Every new addition to a network is going to have its detractors, but there’s one feature that’s been around a lot longer than I think is having a stronger and more negative effect on Twitter: Lists.
The original intent of lists was to focus a user’s assumed “multifaceted” tweet stream into more meaningful “buckets” of topic-based content. I can have all my synthwave folks in one bucket, my gaming folks in a second bucket, and political commentary in a third. A simple and noble concept, right?
As with other Twitter features, actual use has shifted from its intention. Rather than being something to curate or organize messages, lists are becoming a safe haven for folks with Twitter’s growing population and its heightened noise-to-signal ratio.
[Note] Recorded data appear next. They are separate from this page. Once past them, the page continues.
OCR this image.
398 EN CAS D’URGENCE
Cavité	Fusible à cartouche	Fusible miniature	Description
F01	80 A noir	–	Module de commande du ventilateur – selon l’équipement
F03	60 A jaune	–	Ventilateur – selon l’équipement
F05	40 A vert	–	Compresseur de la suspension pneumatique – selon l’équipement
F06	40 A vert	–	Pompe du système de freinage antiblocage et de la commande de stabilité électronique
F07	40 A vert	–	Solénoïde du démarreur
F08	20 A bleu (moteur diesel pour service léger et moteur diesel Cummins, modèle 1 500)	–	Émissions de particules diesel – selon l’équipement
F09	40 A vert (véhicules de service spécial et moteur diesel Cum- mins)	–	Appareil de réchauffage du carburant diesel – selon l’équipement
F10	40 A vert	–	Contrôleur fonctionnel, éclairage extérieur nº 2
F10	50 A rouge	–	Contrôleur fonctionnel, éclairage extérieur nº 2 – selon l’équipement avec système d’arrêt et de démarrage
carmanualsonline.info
Unfortunately, there are no reliable trends or metrics for use of lists (not that I’ve found). I personally feel users are turning to lists for two key reasons:
- It reduces the “feel-bads” that come from unfollowing someone. Whether you believe so or not, “following” someone on Twitter always feels like a commitment or affirmation, whereas lists are a heck of a lot more arbitrary. Grooming your lists instead of purging who you follow involves significantly less reputational risk (yes, that’s a thing), since you’re still, in effect, connected. Facebook did something similar in 2014 by adding a “following” feature alongside the “friendship” network it was founded on.
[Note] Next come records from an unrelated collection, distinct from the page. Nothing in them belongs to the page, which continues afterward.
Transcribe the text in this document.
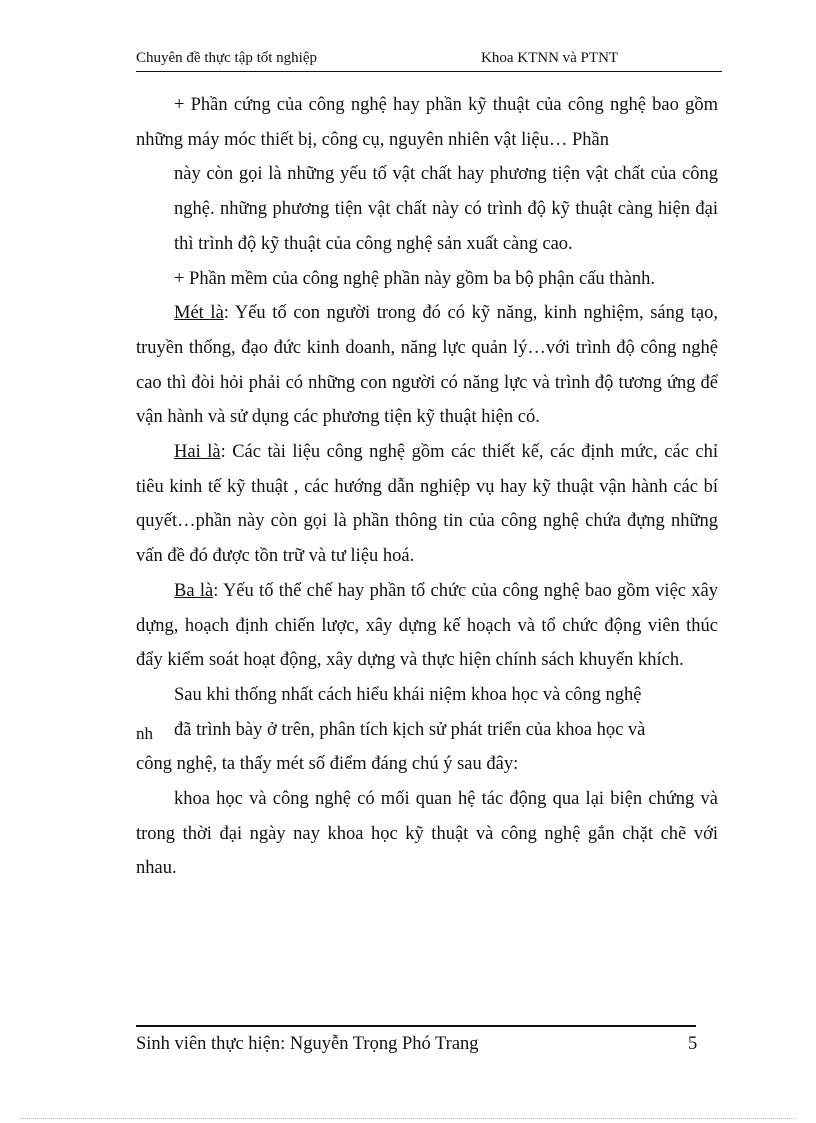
Chuyên đề thực tập tốt nghiệp	Khoa KTNN và PTNT

+ Phần cứng của công nghệ hay phần kỹ thuật của công nghệ bao gồm những máy móc thiết bị, công cụ, nguyên nhiên vật liệu… Phần

này còn gọi là những yếu tố vật chất hay phương tiện vật chất của công nghệ. những phương tiện vật chất này có trình độ kỹ thuật càng hiện đại thì trình độ kỹ thuật của công nghệ sản xuất càng cao.

+ Phần mềm của công nghệ phần này gồm ba bộ phận cấu thành.

Mét là: Yếu tố con người trong đó có kỹ năng, kinh nghiệm, sáng tạo, truyền thống, đạo đức kinh doanh, năng lực quản lý…với trình độ công nghệ cao thì đòi hỏi phải có những con người có năng lực và trình độ tương ứng để vận hành và sử dụng các phương tiện kỹ thuật hiện có.

Hai là: Các tài liệu công nghệ gồm các thiết kế, các định mức, các chỉ tiêu kinh tế kỹ thuật , các hướng dẫn nghiệp vụ hay kỹ thuật vận hành các bí quyết…phần này còn gọi là phần thông tin của công nghệ chứa đựng những vấn đề đó được tồn trữ và tư liệu hoá.

Ba là: Yếu tố thể chế hay phần tổ chức của công nghệ bao gồm việc xây dựng, hoạch định chiến lược, xây dựng kế hoạch và tổ chức động viên thúc đẩy kiểm soát hoạt động, xây dựng và thực hiện chính sách khuyến khích.

Sau khi thống nhất cách hiểu khái niệm khoa học và công nghệ

nh đã trình bày ở trên, phân tích kịch sử phát triển của khoa học và

công nghệ, ta thấy mét số điểm đáng chú ý sau đây:

khoa học và công nghệ có mối quan hệ tác động qua lại biện chứng và trong thời đại ngày nay khoa học kỹ thuật và công nghệ gắn chặt chẽ với nhau.

Sinh viên thực hiện: Nguyễn Trọng Phó Trang	5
- Lists can be private. Everyone and their mother can see who you follow. Lists, on the other hand, can be completely private, which allows you to curate with no fear of outside curiosity or commentary.
The big problem I personally have with these reasons is they make the Twitter ecosystem far more disingenuous. You have this group of followers who have made a voluntary decision to join your public conversations, but due to their use of lists, are pretty much turning a deaf ear to you. This is no longer real life. The bonds are weaker.
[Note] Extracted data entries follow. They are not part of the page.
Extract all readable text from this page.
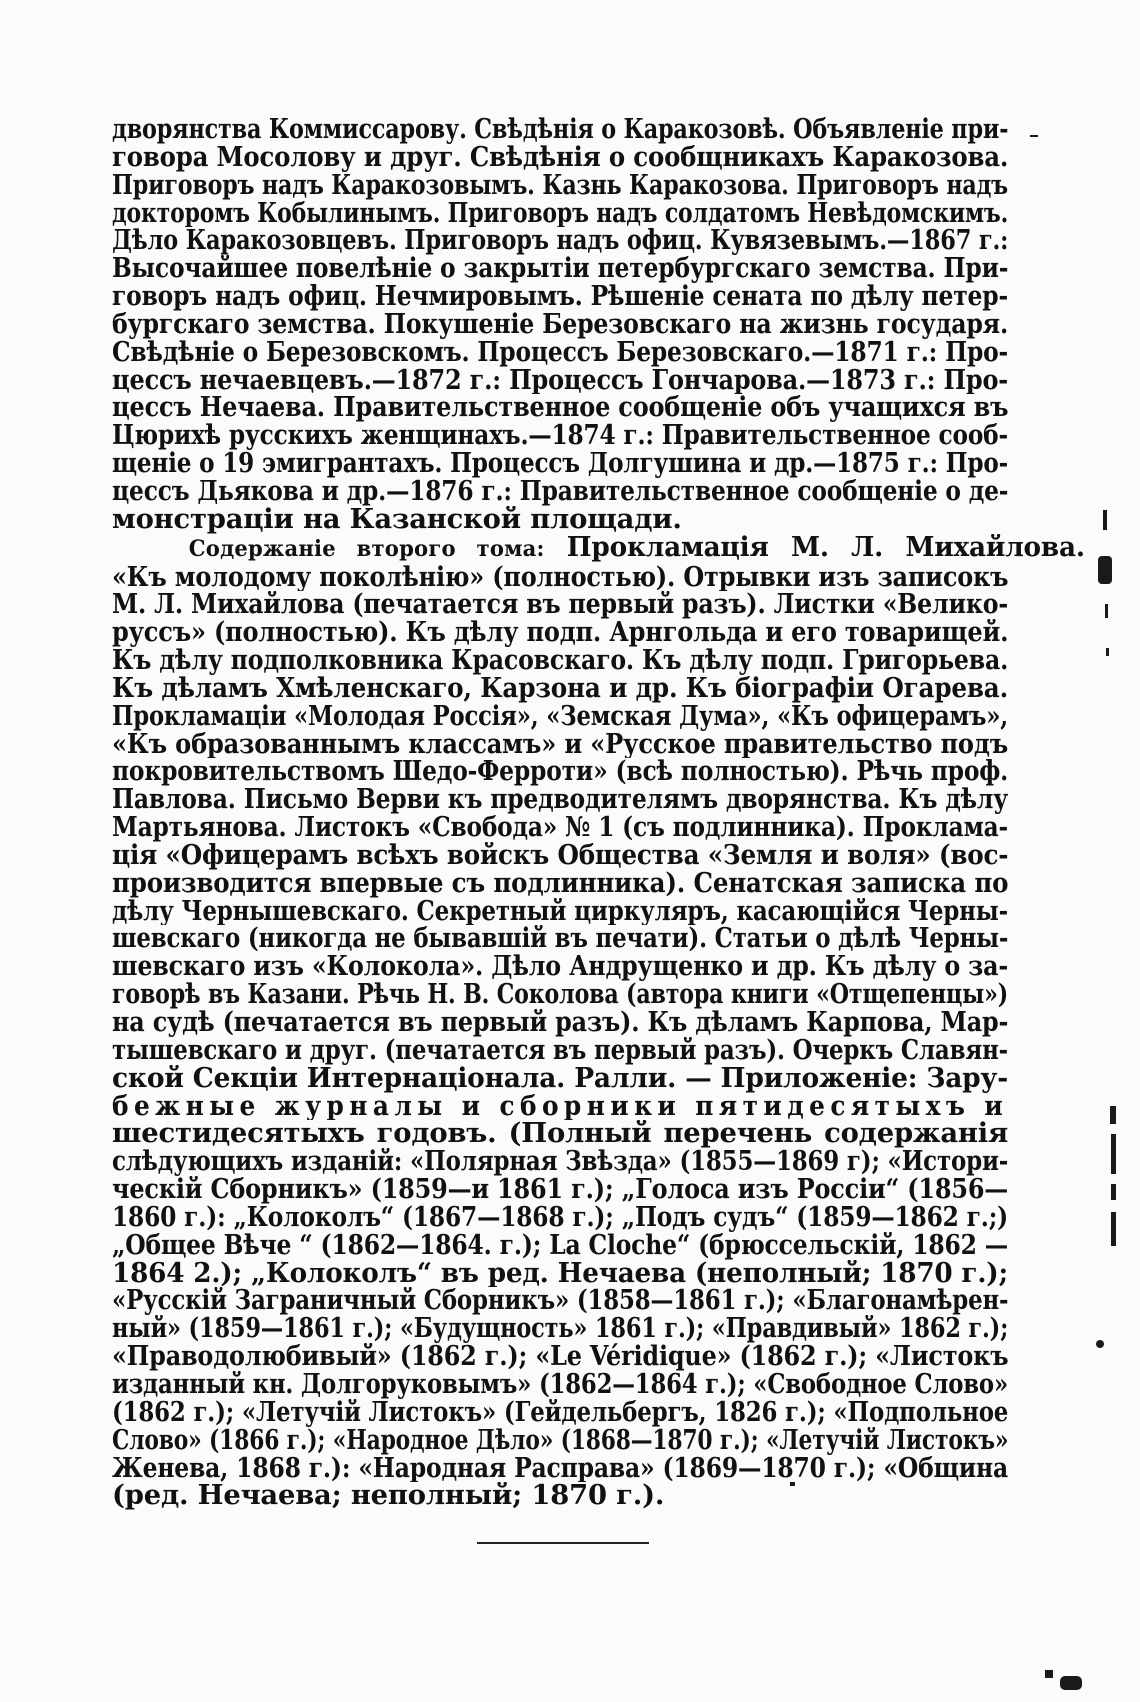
дворянства Коммиссарову. Свѣдѣнія о Каракозовѣ. Объявленіе при-
говора Мосолову и друг. Свѣдѣнія о сообщникахъ Каракозова.
Приговоръ надъ Каракозовымъ. Казнь Каракозова. Приговоръ надъ
докторомъ Кобылинымъ. Приговоръ надъ солдатомъ Невѣдомскимъ.
Дѣло Каракозовцевъ. Приговоръ надъ офиц. Кувязевымъ.—1867 г.:
Высочайшее повелѣніе о закрытіи петербургскаго земства. При-
говоръ надъ офиц. Нечмировымъ. Рѣшеніе сената по дѣлу петер-
бургскаго земства. Покушеніе Березовскаго на жизнь государя.
Свѣдѣніе о Березовскомъ. Процессъ Березовскаго.—1871 г.: Про-
цессъ нечаевцевъ.—1872 г.: Процессъ Гончарова.—1873 г.: Про-
цессъ Нечаева. Правительственное сообщеніе объ учащихся въ
Цюрихѣ русскихъ женщинахъ.—1874 г.: Правительственное сооб-
щеніе о 19 эмигрантахъ. Процессъ Долгушина и др.—1875 г.: Про-
цессъ Дьякова и др.—1876 г.: Правительственное сообщеніе о де-
монстраціи на Казанской площади.
Содержаніе второго тома: Прокламація М. Л. Михайлова.
«Къ молодому поколѣнію» (полностью). Отрывки изъ записокъ
М. Л. Михайлова (печатается въ первый разъ). Листки «Велико-
руссъ» (полностью). Къ дѣлу подп. Арнгольда и его товарищей.
Къ дѣлу подполковника Красовскаго. Къ дѣлу подп. Григорьева.
Къ дѣламъ Хмѣленскаго, Карзона и др. Къ біографіи Огарева.
Прокламаціи «Молодая Россія», «Земская Дума», «Къ офицерамъ»,
«Къ образованнымъ классамъ» и «Русское правительство подъ
покровительствомъ Шедо-Ферроти» (всѣ полностью). Рѣчь проф.
Павлова. Письмо Верви къ предводителямъ дворянства. Къ дѣлу
Мартьянова. Листокъ «Свобода» № 1 (съ подлинника). Проклама-
ція «Офицерамъ всѣхъ войскъ Общества «Земля и воля» (вос-
производится впервые съ подлинника). Сенатская записка по
дѣлу Чернышевскаго. Секретный циркуляръ, касающійся Черны-
шевскаго (никогда не бывавшій въ печати). Статьи о дѣлѣ Черны-
шевскаго изъ «Колокола». Дѣло Андрущенко и др. Къ дѣлу о за-
говорѣ въ Казани. Рѣчь Н. В. Соколова (автора книги «Отщепенцы»)
на судѣ (печатается въ первый разъ). Къ дѣламъ Карпова, Мар-
тышевскаго и друг. (печатается въ первый разъ). Очеркъ Славян-
ской Секціи Интернаціонала. Ралли. — Приложеніе: Зару-
бежные журналы и сборники пятидесятыхъ и
шестидесятыхъ годовъ. (Полный перечень содержанія
слѣдующихъ изданій: «Полярная Звѣзда» (1855—1869 г); «Истори-
ческій Сборникъ» (1859—и 1861 г.); „Голоса изъ Россіи“ (1856—
1860 г.): „Колоколъ“ (1867—1868 г.); „Подъ судъ“ (1859—1862 г.;)
„Общее Вѣче “ (1862—1864. г.); La Cloche“ (брюссельскій, 1862 —
1864 2.); „Колоколъ“ въ ред. Нечаева (неполный; 1870 г.);
«Русскій Заграничный Сборникъ» (1858—1861 г.); «Благонамѣрен-
ный» (1859—1861 г.); «Будущность» 1861 г.); «Правдивый» 1862 г.);
«Праводолюбивый» (1862 г.); «Le Véridique» (1862 г.); «Листокъ
изданный кн. Долгоруковымъ» (1862—1864 г.); «Свободное Слово»
(1862 г.); «Летучій Листокъ» (Гейдельбергъ, 1826 г.); «Подпольное
Слово» (1866 г.); «Народное Дѣло» (1868—1870 г.); «Летучій Листокъ»
Женева, 1868 г.): «Народная Расправа» (1869—1870 г.); «Община
(ред. Нечаева; неполный; 1870 г.).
In hindsight, I think Google was on to something with their whole “Circles” ecosystem for Google Plus, but, as with other products like Buzz and Wave, it was a few years ahead of its need.
To sum up, I really, truly don’t like Twitter Lists, and it I don’t think the current use of the feature bodes well for Twitter. We already have this growing plague of folks “talking past one another” instead of talking to each other. Add greater reliability on lists and now it becomes just “sound and fury, signifying nothing.”
I really wonder whether this will affect adoption of new users, since they’ll be pretty much tweeting to empty air if they continue to assume that followers equals visibility.